Search code examples
pythonnumpymemoryrastercdf

Python-Read very large raster and plot empirical cumulative distribution function, memory error


I'm trying to plot an empirical cumulative distribution function (CDF) of data from a 380Gb binary raster. Using just a small mask of the data, the following code works perfectly.

import numpy as np
import matplotlib.pyplot as plt
dem_name = open('./raster.dem','rb')
vals = np.fromfile(dem_name,dtype='float32')
vals = np.negative(vals[vals!=-9999])
vals = np.sort(vals)
y = np.arange(1.,len(vals)+1.)/len(vals)
plt.plot(vals,y)

However, when I try to load the whole raster using this code, it obviously gives a memory error. My computer has 9Tb of disk space but is limited to 16Gb of RAM, so I have used numpy.memmap to get the raster values into an array.

dem_name = open('./raster.dem','rb')
vals = np.memmap(dem_name,dtype='float32','r')

This works, but I need to trim the nodata values (-9999) from the raster, switch the sign of the values (negative values becomes positive) and sort the values from lowest to highest.

vals_real = np.memmap(np.sort(np.negative(vals[vals!=-9999])))

This runs for a few hours and then gives a memory error.

The y array,

y = np.arange(1.,len(vals)+1.)/len(vals)

is also too big to be stored in RAM (gives a memory error), but I can't figure out how to store the array as a memmap object.

Is it correct that in order to plotting also takes memory, such that I will need enough disk space for 2X the size of the raster file ( 2x 380Gb)?
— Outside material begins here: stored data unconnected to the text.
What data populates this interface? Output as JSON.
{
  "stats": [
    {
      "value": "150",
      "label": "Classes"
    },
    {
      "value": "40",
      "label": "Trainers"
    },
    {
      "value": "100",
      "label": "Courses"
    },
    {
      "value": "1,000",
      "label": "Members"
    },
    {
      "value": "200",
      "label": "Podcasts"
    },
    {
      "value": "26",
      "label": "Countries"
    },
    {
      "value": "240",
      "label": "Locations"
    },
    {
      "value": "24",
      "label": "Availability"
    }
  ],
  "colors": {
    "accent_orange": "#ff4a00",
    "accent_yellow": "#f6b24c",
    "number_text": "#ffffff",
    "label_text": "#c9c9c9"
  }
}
So to summarize, I need to read the huge raster into python and plot a CDF. It's very simple with a small raster, but I've been unsuccessful making this plot with the full raster.

I hope this question is clear. Thanks in advance.


Solution

  • With 380Gb of single precision floats, you have about 95 billion values. Don't attempt to plot the ECDF using all 95 billion values. Most plotting software can't handle that many points, and even if it could, most displays are only a few thousand pixels wide, so there is no point in plotting data with resolution much higher than that.

    Instead, compute a histogram, and work in batches. If you already know reasonable lower and upper bounds for the values in the file, you can preallocate the histogram bins. Otherwise, you might need a histogram algorithm that can adapt to the new data that arrives in each batch.